今週(平成25年10月2日)のFMレキオでは私達の関節について話をしました。
厚生労働省は毎年アンケートをとって、どのような症状で国民が悩んでいるかの統計を出しています(病名ではありません)。 多い順番に男性では「腰痛」「肩こり」「鼻がつまる・鼻水が出る」「咳や痰が出る」「手足の関節が痛む」となり、女性では「肩こり」「腰痛」「手足の関節が痛む」「鼻がつまる・鼻水が出る」「体がだるい」となっています。
このように関節と関連のある症状で悩んでいる国民が如何に多いかが判ります。
腰痛や肩こり以外の関節の痛みに関しては圧倒的に膝の関節の痛みを訴える方が多いのです。
私達の体には骨と骨を結ぶ関節が265箇所あります。形も様々で動く範囲も異なります。
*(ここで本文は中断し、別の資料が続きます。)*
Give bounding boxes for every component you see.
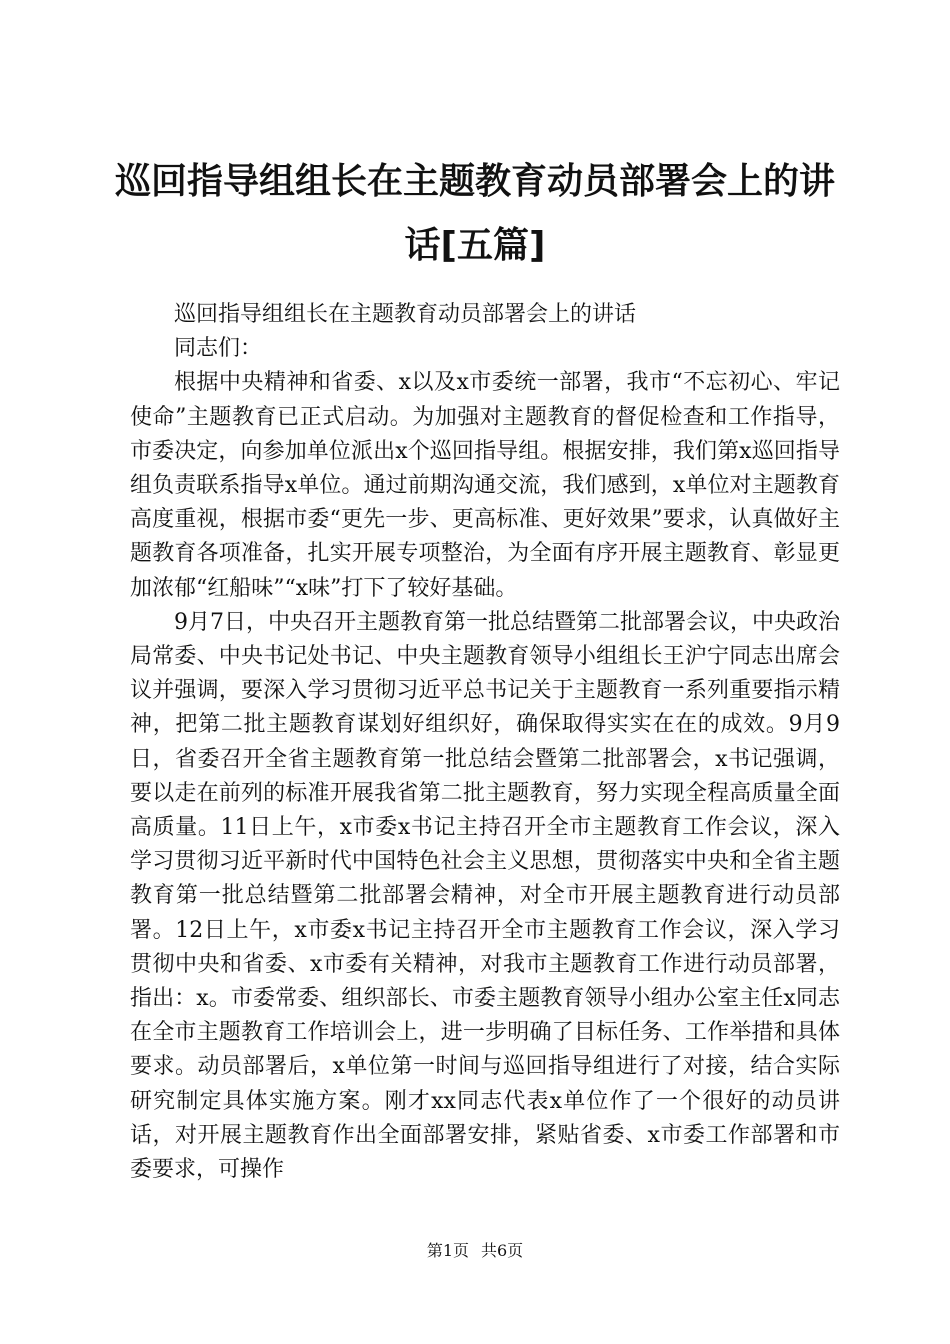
salutation-paragraph: 同志们：	[174, 336, 263, 362]
page-total: 共6页	[481, 1241, 524, 1260]
document-title-line2: 话[五篇]	[404, 225, 546, 266]
document-body	[130, 298, 840, 1187]
subtitle-paragraph: 巡回指导组组长在主题教育动员部署会上的讲话	[174, 302, 637, 327]
body-paragraph: 根据中央精神和省委、x以及x市委统一部署，我市“不忘初心、牢记使命”主题教育已正式启动。为加强对主题教育的督促检查和工作指导，市委决定，向参加单位派出x个巡回指导组。根据安排，我们第x巡回指导组负责联系指导x单位。通过前期沟通交流，我们感到，x单位对主题教育高度重视，根据市委“更先一步、更高标准、更好效果”要求，认真做好主题教育各项准备，扎实开展专项整治，为全面有序开展主题教育、彰显更加浓郁“红船味”“x味”打下了较好基础。	[130, 370, 840, 601]
page-number: 第1页	[426, 1241, 469, 1260]
body-paragraph: 9月7日，中央召开主题教育第一批总结暨第二批部署会议，中央政治局常委、中央书记处书记、中央主题教育领导小组组长王沪宁同志出席会议并强调，要深入学习贯彻习近平总书记关于主题教育一系列重要指示精神，把第二批主题教育谋划好组织好，确保取得实实在在的成效。9月9日，省委召开全省主题教育第一批总结会暨第二批部署会，x书记强调，要以走在前列的标准开展我省第二批主题教育，努力实现全程高质量全面高质量。11日上午，x市委x书记主持召开全市主题教育工作会议，深入学习贯彻习近平新时代中国特色社会主义思想，贯彻落实中央和全省主题教育第一批总结暨第二批部署会精神，对全市开展主题教育进行动员部署。12日上午，x市委x书记主持召开全市主题教育工作会议，深入学习贯彻中央和省委、x市委有关精神，对我市主题教育工作进行动员部署，指出：x。市委常委、组织部长、市委主题教育领导小组办公室主任x同志在全市主题教育工作培训会上，进一步明确了目标任务、工作举措和具体要求。动员部署后，x单位第一时间与巡回指导组进行了对接，结合实际研究制定具体实施方案。刚才xx同志代表x单位作了一个很好的动员讲话，对开展主题教育作出全面部署安排，紧贴省委、x市委工作部署和市委要求，可操作	[130, 609, 840, 1183]
page-footer	[0, 1239, 950, 1263]
document-title-line1: 巡回指导组组长在主题教育动员部署会上的讲	[114, 161, 835, 202]
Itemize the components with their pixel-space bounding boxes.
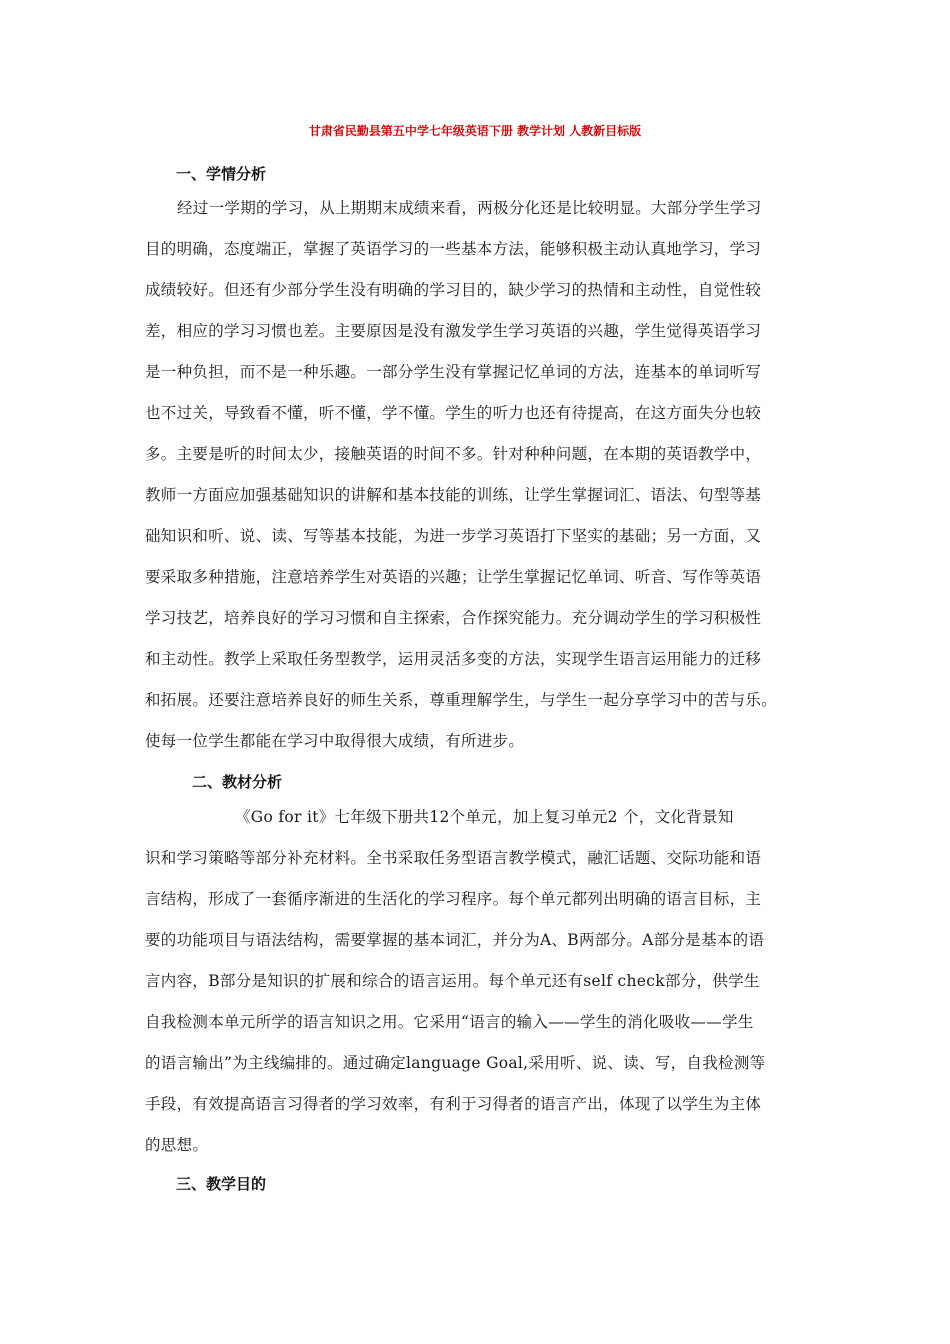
section-heading-teaching-objectives: 三、教学目的 xyxy=(176,1175,267,1193)
paragraph-line: 学习技艺，培养良好的学习习惯和自主探索，合作探究能力。充分调动学生的学习积极性 xyxy=(145,609,762,627)
paragraph-line: 要的功能项目与语法结构，需要掌握的基本词汇，并分为A、B两部分。A部分是基本的语 xyxy=(145,931,765,949)
paragraph-line: 《Go for it》七年级下册共12个单元，加上复习单元2 个，文化背景知 xyxy=(235,808,734,826)
section-heading-textbook-analysis: 二、教材分析 xyxy=(192,773,283,791)
paragraph-line: 目的明确，态度端正，掌握了英语学习的一些基本方法，能够积极主动认真地学习，学习 xyxy=(145,240,762,258)
paragraph-line: 识和学习策略等部分补充材料。全书采取任务型语言教学模式，融汇话题、交际功能和语 xyxy=(145,849,762,867)
paragraph-line: 经过一学期的学习，从上期期末成绩来看，两极分化还是比较明显。大部分学生学习 xyxy=(177,199,762,217)
paragraph-line: 差，相应的学习习惯也差。主要原因是没有激发学生学习英语的兴趣，学生觉得英语学习 xyxy=(145,322,762,340)
document-title: 甘肃省民勤县第五中学七年级英语下册 教学计划 人教新目标版 xyxy=(308,124,642,138)
paragraph-line: 也不过关，导致看不懂，听不懂，学不懂。学生的听力也还有待提高，在这方面失分也较 xyxy=(145,404,762,422)
paragraph-line: 言内容，B部分是知识的扩展和综合的语言运用。每个单元还有self check部分，供学生 xyxy=(145,972,760,990)
paragraph-line: 自我检测本单元所学的语言知识之用。它采用“语言的输入——学生的消化吸收——学生 xyxy=(145,1013,754,1031)
section-paragraph-learning-analysis xyxy=(145,197,815,771)
paragraph-line: 要采取多种措施，注意培养学生对英语的兴趣；让学生掌握记忆单词、听音、写作等英语 xyxy=(145,568,762,586)
section-heading-learning-analysis: 一、学情分析 xyxy=(176,165,267,183)
section-paragraph-textbook-analysis xyxy=(145,806,815,1175)
paragraph-line: 的思想。 xyxy=(145,1136,209,1154)
paragraph-line: 言结构，形成了一套循序渐进的生活化的学习程序。每个单元都列出明确的语言目标，主 xyxy=(145,890,762,908)
paragraph-line: 和主动性。教学上采取任务型教学，运用灵活多变的方法，实现学生语言运用能力的迁移 xyxy=(145,650,762,668)
paragraph-line: 使每一位学生都能在学习中取得很大成绩，有所进步。 xyxy=(145,732,525,750)
paragraph-line: 手段，有效提高语言习得者的学习效率，有利于习得者的语言产出，体现了以学生为主体 xyxy=(145,1095,762,1113)
paragraph-line: 教师一方面应加强基础知识的讲解和基本技能的训练，让学生掌握词汇、语法、句型等基 xyxy=(145,486,762,504)
paragraph-line: 成绩较好。但还有少部分学生没有明确的学习目的，缺少学习的热情和主动性，自觉性较 xyxy=(145,281,762,299)
paragraph-line: 础知识和听、说、读、写等基本技能，为进一步学习英语打下坚实的基础；另一方面，又 xyxy=(145,527,762,545)
paragraph-line: 的语言输出”为主线编排的。通过确定language Goal,采用听、说、读、写，自我检测等 xyxy=(145,1054,766,1072)
paragraph-line: 和拓展。还要注意培养良好的师生关系，尊重理解学生，与学生一起分享学习中的苦与乐。 xyxy=(145,691,778,709)
paragraph-line: 是一种负担，而不是一种乐趣。一部分学生没有掌握记忆单词的方法，连基本的单词听写 xyxy=(145,363,762,381)
paragraph-line: 多。主要是听的时间太少，接触英语的时间不多。针对种种问题，在本期的英语教学中， xyxy=(145,445,762,463)
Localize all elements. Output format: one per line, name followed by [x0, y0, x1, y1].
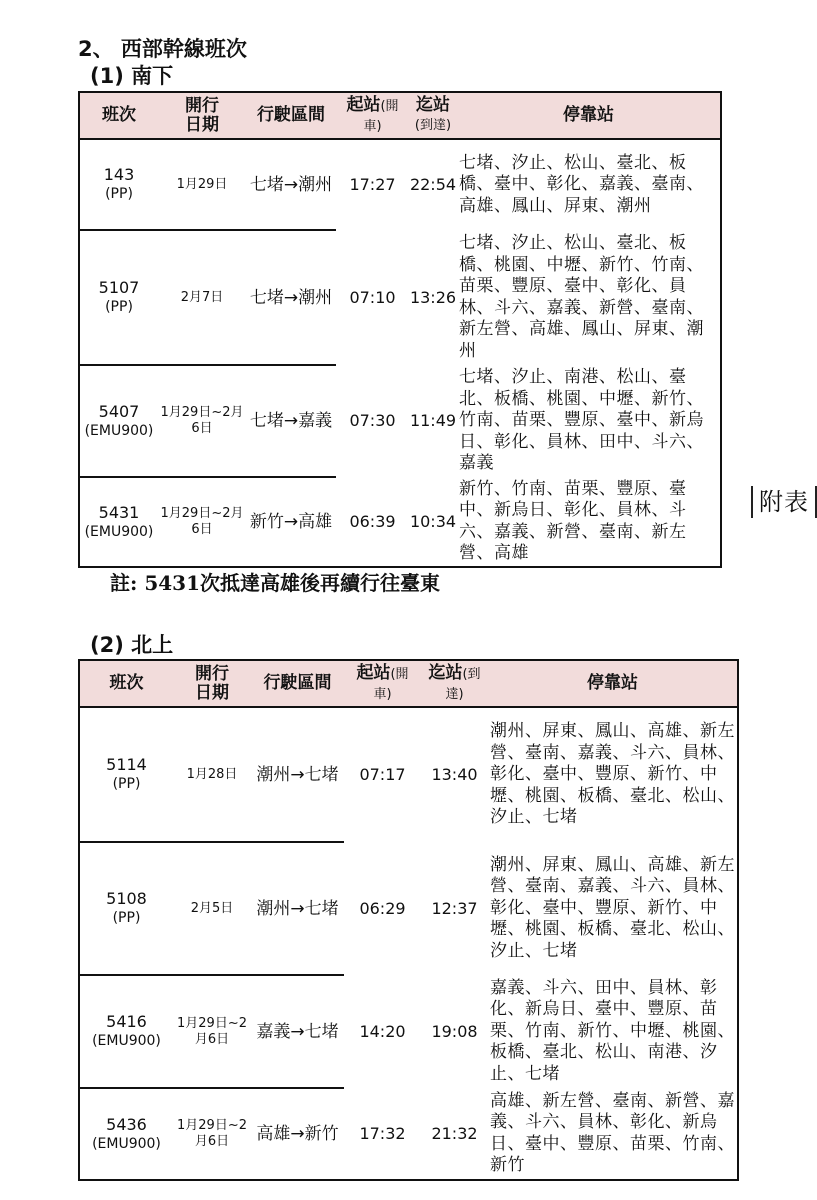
header-route: 行駛區間	[246, 92, 336, 139]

関節の大きな役目は体を支えることと可動域を保つことになります。 人間は進化の過程で直立・二足歩行を選びました。そのため立っているだけで全体重が膝の関節にかかります。平地歩行で膝には体重の1.5倍から3倍の負荷がかかります。それと膝は動く範囲(可動性)が広く、例えば歩行時で60度、しゃがむ動作では100度、正座では140度曲がることを強要されます。 人間の膝の関節には体重を支えることと同時に広範囲の動きも要求されるために長年使っていると消耗してしまいます。人間の構造上の原因で膝関節は変形性膝関節症、半月板損傷、関節炎を初めとする多くの病気を抱えることとなったのです。
私達が歩くには膝の関節を曲げ伸ばししなければなりません。 登山などをなされている方なら実感として判るかもしれませんが、山を登る時はエネルギーを使い息切れするのですが、今度は下り道では膝に負担がかかり膝がガクガクしてしまいます。
登る時より降りる動作の方が膝を曲げる角度が強くなるためと体重の負荷が直接かかってくるからなのです。 そのため階段の昇降時に膝の悪い方は降りる時がつらい場合があるのです。
時々デパートなどで客を引き込むためでしょうが,昇りのエレベーターはあるのに下りがない場合があります。膝の負担のことを考えたら下りこそエレベーターをと言いたくなります。
しかし他人任せではなくて膝の負担のことを考えたら、もしも標準体重以上でしたら体重を落とすことをお薦めします。 膝には平地で体重の1.5〜3倍、階段の昇り降りでは3〜6倍の負担がかかります。体重が10Kg オーバーでしたら10Kgの錘の入ったバックを担いで歩いているようなもので、膝には30Kg〜60Kgの力が余計にかかってしまうのです。